The art of investing: where creativity meets capital

JP Morgan on the strength of the international art market and advice for collectors

JP Morgan artSam Cook is Head of Specialty Lending Solutions for JP Morgan International Private Bank

In the last few years, we have experienced first-hand the tremendous strength of the art market, with significant activity among our clients for purchases and sales, primarily in the blue-chip arena. 

This strength was particularly evident in 2021 and 2022 with some notable, and well publicised, sales and several record prices achieved for blue-chip artists. While 2023 saw some strong sales, it is evident that the art market experienced a period of correction with overall sales down significantly year-over-year.  

Following the exuberance of the post-Covid 19 period, the retrenchment to a new environment in the art market can largely be attributed to the significant uncertainty across almost all major economies due to soaring inflation, reaching a peak of 9% in the US, and the resultant hiking of interest rates — in the US, interest rates have increased by 5% during this period. JP Morgan artFor many, a recession was considered a likely outcome. While a recession cannot be completely discounted going forward, there is general consensus that the goldilocks scenario of a soft-landing — lower inflation without a recession — will be achieved in the US. 

As inflation continues to fall across most major economies, it is our expectation that interest rates will reset to a lower level, albeit higher than the pre-Covid period. With this backdrop of reduced uncertainty and a more favourable economic outlook the art market is likely to experience a more favourable environment in 2024.  

Part of my job is to help clients navigate any market environment and experience the full spectrum of what their wealth can create. Their particular passions should be an integral part of their holistic wealth plan over a multi-year period. Art is a beautiful example of where passions can fit into a portfolio, with art being used as a unique asset to support their overall goals.

An art collection, handled well, can provide financial flexibility, serve a collector’s larger wealth plan and help them create a lasting legacy. It is important, however, to recognise that art is an unusual asset for many reasons, such as the owner’s emotional attachment to it, artwork’s inherently illiquid nature and its relative stability over the long term. Nevertheless, whatever the acquisition price, art is an asset. JP MorganWhether it be to fund additional purchases, to provide bridge financing to a sale, or simply to release some equity in their collection for other purposes, recognising the rationale for the financing is critical.

Understanding a collector’s motivations for owning art and their future goals — for their collection and overall wealth — is the starting point in defining how an art financing can be beneficial to them. For example, an individual that collects primarily based on the emotional value of artwork is likely to have different priorities to an individual whose primary motivation is investment returns. 

We understand the importance of a flexible and bespoke approach to art financing. We consider a collector’s full financial picture, including assets and liabilities, liquidity needs and short-term and long-term goals as well as their art ownership structure to determine the optimal financing approach. 

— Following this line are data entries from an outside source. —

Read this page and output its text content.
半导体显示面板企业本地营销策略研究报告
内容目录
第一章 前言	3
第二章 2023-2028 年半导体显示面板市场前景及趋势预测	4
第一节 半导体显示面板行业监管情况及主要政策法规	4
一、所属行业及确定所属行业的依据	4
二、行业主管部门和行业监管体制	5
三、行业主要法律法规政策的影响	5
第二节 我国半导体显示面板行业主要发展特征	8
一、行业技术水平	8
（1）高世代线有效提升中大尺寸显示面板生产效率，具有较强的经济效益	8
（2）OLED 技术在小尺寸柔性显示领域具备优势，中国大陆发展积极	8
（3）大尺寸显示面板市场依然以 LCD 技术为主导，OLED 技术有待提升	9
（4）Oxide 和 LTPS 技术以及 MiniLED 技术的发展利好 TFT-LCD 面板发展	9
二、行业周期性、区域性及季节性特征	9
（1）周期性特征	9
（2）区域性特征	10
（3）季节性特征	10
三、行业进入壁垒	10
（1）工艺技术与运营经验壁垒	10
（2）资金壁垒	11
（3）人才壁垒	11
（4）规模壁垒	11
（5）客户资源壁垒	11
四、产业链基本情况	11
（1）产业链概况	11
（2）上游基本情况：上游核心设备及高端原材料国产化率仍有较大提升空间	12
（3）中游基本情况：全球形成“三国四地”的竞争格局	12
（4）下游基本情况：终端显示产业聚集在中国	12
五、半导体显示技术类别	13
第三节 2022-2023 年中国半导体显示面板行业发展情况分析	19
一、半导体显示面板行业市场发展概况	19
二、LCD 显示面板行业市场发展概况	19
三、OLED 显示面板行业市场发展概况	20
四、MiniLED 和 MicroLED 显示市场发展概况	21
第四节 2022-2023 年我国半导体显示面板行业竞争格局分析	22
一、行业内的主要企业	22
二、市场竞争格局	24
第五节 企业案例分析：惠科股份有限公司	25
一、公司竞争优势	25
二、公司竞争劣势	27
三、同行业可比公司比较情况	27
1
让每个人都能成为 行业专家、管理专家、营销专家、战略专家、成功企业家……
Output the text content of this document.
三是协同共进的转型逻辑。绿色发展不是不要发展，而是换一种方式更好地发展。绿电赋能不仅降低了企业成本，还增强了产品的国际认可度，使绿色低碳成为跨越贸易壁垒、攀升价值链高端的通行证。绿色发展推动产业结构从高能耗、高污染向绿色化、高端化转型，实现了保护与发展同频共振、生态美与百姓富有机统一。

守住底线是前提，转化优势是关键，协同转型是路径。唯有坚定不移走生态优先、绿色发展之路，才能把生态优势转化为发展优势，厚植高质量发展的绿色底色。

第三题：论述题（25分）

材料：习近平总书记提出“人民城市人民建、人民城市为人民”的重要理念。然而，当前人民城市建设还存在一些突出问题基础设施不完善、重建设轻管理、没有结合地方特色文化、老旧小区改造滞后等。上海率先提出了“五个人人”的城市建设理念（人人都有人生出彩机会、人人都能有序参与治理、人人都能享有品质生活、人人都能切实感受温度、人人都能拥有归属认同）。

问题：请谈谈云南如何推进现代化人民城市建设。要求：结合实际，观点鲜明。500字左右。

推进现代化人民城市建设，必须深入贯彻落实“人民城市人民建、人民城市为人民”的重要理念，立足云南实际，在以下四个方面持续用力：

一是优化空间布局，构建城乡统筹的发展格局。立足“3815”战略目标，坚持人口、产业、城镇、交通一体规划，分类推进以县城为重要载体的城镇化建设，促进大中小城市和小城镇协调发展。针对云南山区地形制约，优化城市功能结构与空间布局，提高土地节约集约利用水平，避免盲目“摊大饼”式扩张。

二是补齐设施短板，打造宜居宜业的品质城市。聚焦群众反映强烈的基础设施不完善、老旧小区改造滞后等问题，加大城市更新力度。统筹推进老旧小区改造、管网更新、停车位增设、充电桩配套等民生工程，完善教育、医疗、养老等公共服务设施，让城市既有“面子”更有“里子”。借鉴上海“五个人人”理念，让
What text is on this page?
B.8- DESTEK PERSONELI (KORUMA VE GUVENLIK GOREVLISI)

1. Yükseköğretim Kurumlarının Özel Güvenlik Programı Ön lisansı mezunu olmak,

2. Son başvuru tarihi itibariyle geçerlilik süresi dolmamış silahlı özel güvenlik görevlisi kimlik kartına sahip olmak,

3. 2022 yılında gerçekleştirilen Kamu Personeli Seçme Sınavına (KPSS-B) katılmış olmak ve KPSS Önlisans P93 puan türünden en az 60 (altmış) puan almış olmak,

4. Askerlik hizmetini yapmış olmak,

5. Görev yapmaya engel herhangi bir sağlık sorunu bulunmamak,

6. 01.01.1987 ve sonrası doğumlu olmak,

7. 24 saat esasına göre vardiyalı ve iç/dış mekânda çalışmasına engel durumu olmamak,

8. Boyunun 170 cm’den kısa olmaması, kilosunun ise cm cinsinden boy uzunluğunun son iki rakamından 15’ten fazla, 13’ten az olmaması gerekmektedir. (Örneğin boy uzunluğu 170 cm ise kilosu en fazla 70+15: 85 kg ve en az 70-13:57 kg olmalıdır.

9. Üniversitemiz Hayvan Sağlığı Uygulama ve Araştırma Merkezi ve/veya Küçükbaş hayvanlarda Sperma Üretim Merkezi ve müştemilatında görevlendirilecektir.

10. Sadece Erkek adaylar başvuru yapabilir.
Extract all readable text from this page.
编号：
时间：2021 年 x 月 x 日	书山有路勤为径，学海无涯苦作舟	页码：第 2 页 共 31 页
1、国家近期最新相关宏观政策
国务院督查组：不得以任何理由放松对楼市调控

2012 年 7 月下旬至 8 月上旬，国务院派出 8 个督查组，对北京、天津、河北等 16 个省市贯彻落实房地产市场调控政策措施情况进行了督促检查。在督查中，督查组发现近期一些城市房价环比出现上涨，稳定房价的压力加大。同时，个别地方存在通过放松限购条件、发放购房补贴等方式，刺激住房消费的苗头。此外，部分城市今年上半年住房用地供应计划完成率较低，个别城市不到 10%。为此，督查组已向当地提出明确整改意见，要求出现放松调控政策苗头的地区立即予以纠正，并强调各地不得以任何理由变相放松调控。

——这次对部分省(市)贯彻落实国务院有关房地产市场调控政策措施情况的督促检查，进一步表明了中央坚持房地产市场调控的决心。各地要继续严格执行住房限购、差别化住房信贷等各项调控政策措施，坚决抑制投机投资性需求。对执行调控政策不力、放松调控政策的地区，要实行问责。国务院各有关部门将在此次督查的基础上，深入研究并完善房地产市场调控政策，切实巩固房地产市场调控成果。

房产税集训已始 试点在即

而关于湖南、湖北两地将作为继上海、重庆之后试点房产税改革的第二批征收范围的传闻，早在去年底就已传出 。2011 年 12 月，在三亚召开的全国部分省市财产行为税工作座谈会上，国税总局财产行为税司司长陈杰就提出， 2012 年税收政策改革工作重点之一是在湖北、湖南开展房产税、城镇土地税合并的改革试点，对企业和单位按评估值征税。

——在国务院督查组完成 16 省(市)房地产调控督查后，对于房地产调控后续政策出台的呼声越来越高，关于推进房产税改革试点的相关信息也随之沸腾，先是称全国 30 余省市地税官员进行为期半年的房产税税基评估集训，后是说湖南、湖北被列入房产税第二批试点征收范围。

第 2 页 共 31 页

Flexibility is achieved through: 

The location of the artwork: the collector can retain the artwork in their possession, hold it in an art warehouse, or have the art on short- or long-term loans to a museum or gallery, across a number of jurisdictions in Europe, the UK, the United States and Canada. What art can be provided as collateral: taking a client-centred approach — as opposed to an asset approach — allows for a variety of art to be provided as collateral. Acceptable artworks are not limited to those by blue chip artists, or only those from the modern and contemporary markets. 

Flexibility on financing terms: from short-term bridges to mid-term committed facilities, the structure of the financing, or the ability to use the proceeds for any purpose, the financing is tailored to the individual’s needs. 

Art goes beyond aesthetics. It transcends economic environments and can not only provide cultural enrichments but portfolio diversification. We have built a breath of knowledge over the decades working with our clients and as one of the oldest and largest corporate art collectors in the world. 

Irrespective of a collector’s motivation for owning art, a thoughtful borrowing strategy that is tied to those artworks can often be a smart tool to help build and maintain a collection as well as to support the collector’s overall goals. It should be a component of any thoughtful wealth planning analysis.